私の好きなテレビ番組の一つに「アメトーーク」(テレビ朝日系毎週木曜日23時15分からオンエア)があります。雨上がり決死隊がMCで、毎回「○○芸人」というテーマで複数の芸人を呼び、そのテーマに沿ったトークをするという番組です。
テーマが自分の趣味とフィットしても面白く、逆に未知のジャンルであっても面白い時があります。お笑い芸人は話術に長けており、しかも芸人自身が好きなテーマでもあるので、トークに熱が入って伝わりが良いのでしょう。
MCが雨上がり決死隊なので、同じ吉本芸人の出演頻度が高いという印象を受けます。吉本芸人は、劇場や営業の楽屋で一緒に過ごす時間が長く、仕事以外で先輩後輩の付き合いもあるので、チームワークが良く、「団体芸」を披露することもあります。中川家、次長課長、友近による「即興コント芸人」という、吉本芸人の団体芸の一種で、番組一本を作ることができるのは、「アメトーーク」ならではです。
それとは別の好きな番組が「ゴッドタン」(テレビ東京系毎週土曜日25時45分からオンエア)です。レギュラー出演者は、おぎやはぎ、劇団ひとり、松丸友紀(テレビ東京アナウンサー)です。
毎回異なる斬新な企画で、テレビ東京深夜のアナーキーさを体現する番組です。お笑い芸人を精神的に追い込んだり、地上波ではギリギリの下ネタを言ったりと、低視聴率を逆手に取ったかのような攻めの姿勢を見せてくれます。
まあ、地上波放送が可能である以上、暗黙の了解を守った上での「プロレス」的なお笑いです。映画化もされた人気企画「キス我慢選手権」が、劇団ひとりのアドリブ演技に支えられているように、「ゴッドタン」出演芸人もテレビの範囲内でのアドリブ能力を試されていると言えます。
私が「ゴッドタン」を興味深く観ている理由として、吉本芸人がアウェイ感を出していることがあります。レギュラー出演者が非・吉本芸人であり、吉本芸人が単独で呼ばれることが多いので、団体芸を封じられ、他番組で見ることのできない吉本芸人の姿を露わにします。
「ゴッドタン」制作側も、その点について意図的でしょう。以前「非・吉本芸人団体芸サミット」という企画で、団体芸を得意とする吉本芸人に対抗し、非・吉本芸人を集め、新しい団体芸を考えて他局の「アメトーーク」に出演するというコラボレーションを成し遂げたくらいですから。

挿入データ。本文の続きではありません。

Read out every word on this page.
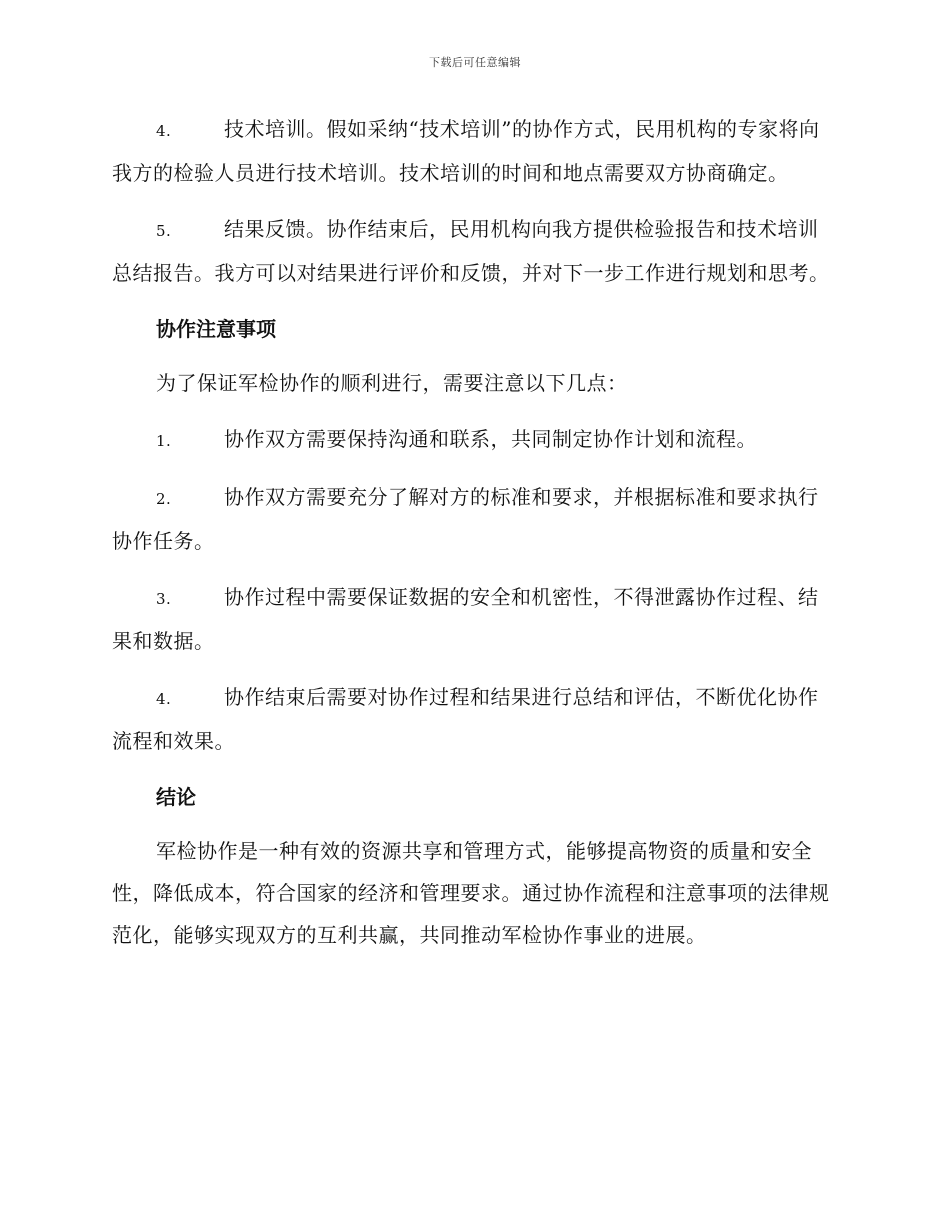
下载后可任意编辑

4.	技术培训。假如采纳“技术培训”的协作方式，民用机构的专家将向我方的检验人员进行技术培训。技术培训的时间和地点需要双方协商确定。

5.	结果反馈。协作结束后，民用机构向我方提供检验报告和技术培训总结报告。我方可以对结果进行评价和反馈，并对下一步工作进行规划和思考。

协作注意事项

为了保证军检协作的顺利进行，需要注意以下几点：

1.	协作双方需要保持沟通和联系，共同制定协作计划和流程。

2.	协作双方需要充分了解对方的标准和要求，并根据标准和要求执行协作任务。

3.	协作过程中需要保证数据的安全和机密性，不得泄露协作过程、结果和数据。

4.	协作结束后需要对协作过程和结果进行总结和评估，不断优化协作流程和效果。

结论

军检协作是一种有效的资源共享和管理方式，能够提高物资的质量和安全性，降低成本，符合国家的经济和管理要求。通过协作流程和注意事项的法律规范化，能够实现双方的互利共赢，共同推动军检协作事业的进展。
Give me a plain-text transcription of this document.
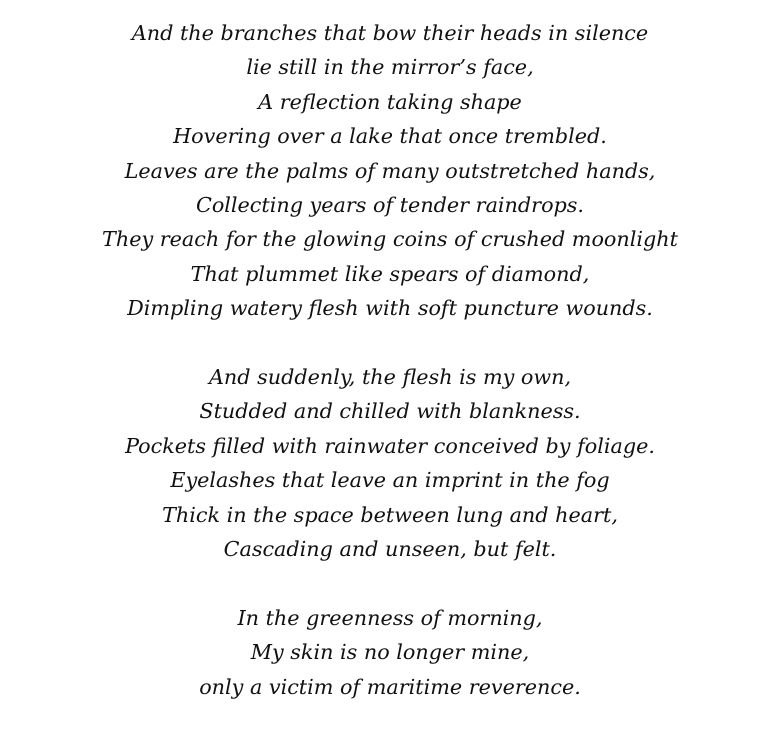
And the branches that bow their heads in silence
lie still in the mirror’s face,
A reflection taking shape
Hovering over a lake that once trembled.
Leaves are the palms of many outstretched hands,
Collecting years of tender raindrops.
They reach for the glowing coins of crushed moonlight
That plummet like spears of diamond,
Dimpling watery flesh with soft puncture wounds.
And suddenly, the flesh is my own,
Studded and chilled with blankness.
Pockets filled with rainwater conceived by foliage.
Eyelashes that leave an imprint in the fog
Thick in the space between lung and heart,
Cascading and unseen, but felt.
In the greenness of morning,
My skin is no longer mine,
only a victim of maritime reverence.
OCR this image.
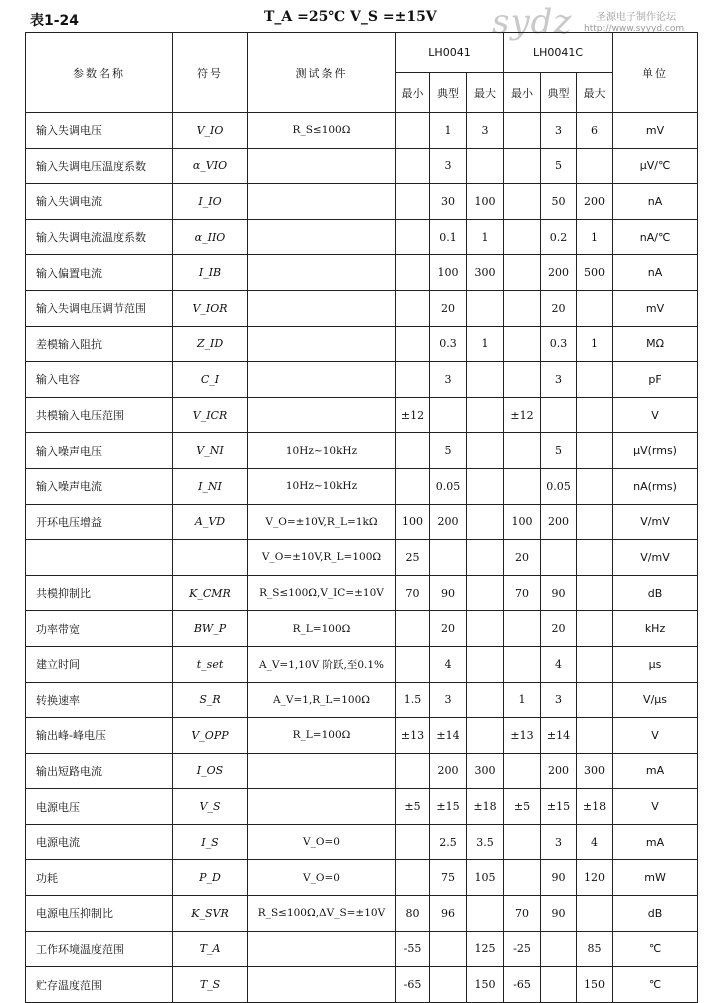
表1-24	T_A =25℃ V_S =±15V sydz 圣源电子制作论坛
http://www.syyyd.com
参数名称	符号	测试条件	LH0041			LH0041C			单位
			最小	典型	最大	最小	典型	最大	
输入失调电压	V_IO	R_S≤100Ω		1	3		3	6	mV
输入失调电压温度系数	α_VIO			3			5		μV/℃
输入失调电流	I_IO			30	100		50	200	nA
输入失调电流温度系数	α_IIO			0.1	1		0.2	1	nA/℃
输入偏置电流	I_IB			100	300		200	500	nA
输入失调电压调节范围	V_IOR			20			20		mV
差模输入阻抗	Z_ID			0.3	1		0.3	1	MΩ
输入电容	C_I			3			3		pF
共模输入电压范围	V_ICR		±12			±12			V
输入噪声电压	V_NI	10Hz~10kHz		5			5		μV(rms)
输入噪声电流	I_NI	10Hz~10kHz		0.05			0.05		nA(rms)
开环电压增益	A_VD	V_O=±10V,R_L=1kΩ	100	200		100	200		V/mV
		V_O=±10V,R_L=100Ω	25			20			V/mV
共模抑制比	K_CMR	R_S≤100Ω,V_IC=±10V	70	90		70	90		dB
功率带宽	BW_P	R_L=100Ω		20			20		kHz
建立时间	t_set	A_V=1,10V 阶跃,至0.1%		4			4		μs
转换速率	S_R	A_V=1,R_L=100Ω	1.5	3		1	3		V/μs
输出峰-峰电压	V_OPP	R_L=100Ω	±13	±14		±13	±14		V
输出短路电流	I_OS			200	300		200	300	mA
电源电压	V_S		±5	±15	±18	±5	±15	±18	V
电源电流	I_S	V_O=0		2.5	3.5		3	4	mA
功耗	P_D	V_O=0		75	105		90	120	mW
电源电压抑制比	K_SVR	R_S≤100Ω,ΔV_S=±10V	80	96		70	90		dB
工作环境温度范围	T_A		-55		125	-25		85	℃
贮存温度范围	T_S		-65		150	-65		150	℃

「アメトーーク」と「ゴッドタン」の2番組を「吉本芸人の扱い」というフィルターを通して観ると、ちょっと変わった楽しみ方ができます。
追伸:北野武監督の『アウトレイジ ビヨンド』では、関東最大の暴力団、山王会と、関西最大の暴力団、花菱会が対立します。山王会は個々の組の集合体であるのに対し、花菱会は一つの組のように描かれています。これが、所属事務所が異なる芸人の集合体である関東芸人=非・吉本芸人と、一つの事務所に所属する吉本芸人の対立構造(?)に類似しているようにも見えます。芸人ビートたけしでもある北野監督は、お笑い界の構図をヤクザ映画に反映させたのでしょうか。何しろ吉本興業創成期に活躍した人気漫才師は、「花菱」アチャコですから。